An effective crop nutrition programme is necessary to achieve both of these objectives.
The objective of crop production is to convert Photosynthetically Active Radiation (PAR) into dry matter that can then be utilised in the form of nutritious food, animal feed or feedstock for energy production.
There is a classic linear relationship between light interception and total dry matter produced with wheat. It is also known that in wheat varieties currently grown, there is an Harvest Index of 50-55% i.e. 50-55% of total dry matter will be converted to grain yield.
These simple relationships form the basis from which we develop our agronomic principles in growing wheat. In order to intercept the radiation we need to develop a sufficiently large canopy (not too big) of healthy green leaves to capture 90% of the incoming PAR. This canopy must remain green and healthy during the grain filling period. There are therefore two distinct objectives:
The construction of the canopy starts by drilling the seed at the correct rate to achieve the target spring plant population. The seed rate will be determined by the germination percentage, seedbed conditions, date and expected field losses. Having determined this then the soil pH and nutrient status needs to be checked and remedial action taken where needed. When soils are not at the optimal pH of 6 – 6.5 then interactions in the soil render some nutrients less available. Any nutrients showing deficiency need to be replaced using fertilisers and foliar micronutrients in the crop management program.
As the plant develops it will be relying on soil nutrients after two/three leaves, especially phosphate and nitrogen. Of the micronutrients, manganese and zinc are important and often deficient. The first 50 – 60 days of active growth is when the yield potential is established, with all the main yield components developing i.e. leaf numbers, ear numbers and grain sites. Early establishment is affected by temperature and moisture.
As the sowing is delayed, the length of time to produce a leaf (a phyllochron) increases, thus slowing the canopy development. Nutrients, especially nitrogen and phosphate can be used at this stage to speed up the growth rate, and increase the size of leaves.
Following the initial establishment phase, the individual plants move into tiller production and further leaf production. These all contribute to the Green Area Index (Green area : soil area) that is the light capturing canopy being constructed. It is during this phase that they experience the ‘vernalisation’ that is required in combination with the day length (photoperiod) to move the crop development into the next stage of construction known as the Grand Growth phase.

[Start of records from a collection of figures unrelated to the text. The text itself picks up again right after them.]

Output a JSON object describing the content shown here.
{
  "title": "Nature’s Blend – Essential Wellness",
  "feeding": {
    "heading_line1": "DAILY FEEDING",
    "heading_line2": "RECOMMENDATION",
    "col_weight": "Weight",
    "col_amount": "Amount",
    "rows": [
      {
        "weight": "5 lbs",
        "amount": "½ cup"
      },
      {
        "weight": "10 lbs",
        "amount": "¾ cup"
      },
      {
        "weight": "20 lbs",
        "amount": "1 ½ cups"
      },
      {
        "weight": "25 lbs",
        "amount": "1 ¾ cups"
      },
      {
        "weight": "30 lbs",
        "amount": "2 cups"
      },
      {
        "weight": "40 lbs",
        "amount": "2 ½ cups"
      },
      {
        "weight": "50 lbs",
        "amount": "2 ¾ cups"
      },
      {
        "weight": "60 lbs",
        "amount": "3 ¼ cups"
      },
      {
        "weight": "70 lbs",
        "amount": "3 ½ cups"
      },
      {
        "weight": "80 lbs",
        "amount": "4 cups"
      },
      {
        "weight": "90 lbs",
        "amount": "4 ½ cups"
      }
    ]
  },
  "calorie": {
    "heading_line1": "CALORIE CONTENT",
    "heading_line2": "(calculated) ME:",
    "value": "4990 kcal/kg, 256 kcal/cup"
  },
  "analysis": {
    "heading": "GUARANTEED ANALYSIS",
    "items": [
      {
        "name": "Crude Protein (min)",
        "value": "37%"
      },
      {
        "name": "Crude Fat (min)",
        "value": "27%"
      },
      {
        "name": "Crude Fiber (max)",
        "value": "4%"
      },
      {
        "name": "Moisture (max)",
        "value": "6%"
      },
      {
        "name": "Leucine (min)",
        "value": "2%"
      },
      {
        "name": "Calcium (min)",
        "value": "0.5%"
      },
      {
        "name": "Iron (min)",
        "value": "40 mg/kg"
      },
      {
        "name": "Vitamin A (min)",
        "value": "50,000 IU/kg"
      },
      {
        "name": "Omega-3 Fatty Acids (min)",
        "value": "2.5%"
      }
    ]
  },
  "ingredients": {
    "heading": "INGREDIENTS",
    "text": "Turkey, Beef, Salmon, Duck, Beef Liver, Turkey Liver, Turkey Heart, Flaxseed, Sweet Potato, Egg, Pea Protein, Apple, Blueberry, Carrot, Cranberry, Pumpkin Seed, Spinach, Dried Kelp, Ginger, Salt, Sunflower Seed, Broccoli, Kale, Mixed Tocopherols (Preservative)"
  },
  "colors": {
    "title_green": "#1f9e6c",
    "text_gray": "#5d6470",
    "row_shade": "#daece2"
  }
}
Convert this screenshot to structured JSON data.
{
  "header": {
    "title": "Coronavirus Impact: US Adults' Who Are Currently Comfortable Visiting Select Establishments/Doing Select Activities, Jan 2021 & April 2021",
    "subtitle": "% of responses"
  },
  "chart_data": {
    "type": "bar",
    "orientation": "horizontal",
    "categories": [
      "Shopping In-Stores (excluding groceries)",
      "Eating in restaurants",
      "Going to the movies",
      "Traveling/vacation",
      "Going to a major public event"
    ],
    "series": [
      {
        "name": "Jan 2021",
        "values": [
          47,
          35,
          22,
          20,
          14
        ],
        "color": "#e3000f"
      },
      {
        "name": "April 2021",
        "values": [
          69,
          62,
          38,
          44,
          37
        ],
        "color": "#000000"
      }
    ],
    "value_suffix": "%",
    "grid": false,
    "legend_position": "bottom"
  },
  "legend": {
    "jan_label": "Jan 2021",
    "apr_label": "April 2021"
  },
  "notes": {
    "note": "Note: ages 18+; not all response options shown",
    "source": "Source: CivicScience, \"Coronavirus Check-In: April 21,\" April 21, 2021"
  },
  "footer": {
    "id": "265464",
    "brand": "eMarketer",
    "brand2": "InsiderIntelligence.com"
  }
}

The individual plant stems begin to extend eventually giving a canopy which has six – seven times as much leaf area as soil area (GAI 6-7). During this important period nutrient uptake is at its peak and thus this demand by the plant must be met through applied fertiliser and micronutrients.
The Nutrient Management Plan will need to include multiple applications of fertiliser and foliar micronutrients to give the greatest Nutrient Use Efficiency per unit of production. When the last leaf, or Flag Leaf, is fully unfolded canopy construction is complete and then all agronomic consideration needs to be focused on ensuring this canopy survives to be the ‘source’ of assimilate to fill the grains (or sinks as sometimes referred to) delivering the final yield and quality. At this stage the number of ear bearing shoots should be between 400 and 600 / m2.
Final yield is influenced by many factors which determine the number of grains / m2 including weather, disease and essential plant nutrients. Two of the latter, namely Copper and Boron have distinct roles to play in producing spikes (ears) with around 50 grains / spike (ear). However these grains will only be filled if the plant has supplies of stem carbohydrate produced during canopy construction and green leaves that are photosynthetically efficient during grain filling.
Chlorophyll content is a very important component of green leaves (and hence photosynthesis), with both nitrogen and magnesium being an essential ingredient of it. Sub-optimal photosynthesis during the first two or three weeks of grain growth will reduce cell number and potential weight of each grain.
Deficient levels of nitrogen in the flag leaf leads to floret (grain sites) death. Grain filling depends on the capacity of both ‘sink’ (i.e. all grains in the ear) and the ‘source’ (i.e. materials from photosynthesis and reserves). Where ‘source’ does not satisfy ‘sink’, e.g. due to late drought or disease, grains will be inadequately filled and, after ripening, may appear shrivelled. One component of grain fill involves the translocation of stem reserves into the grain which requires energy that comes from ATP, a phosphate rich molecule.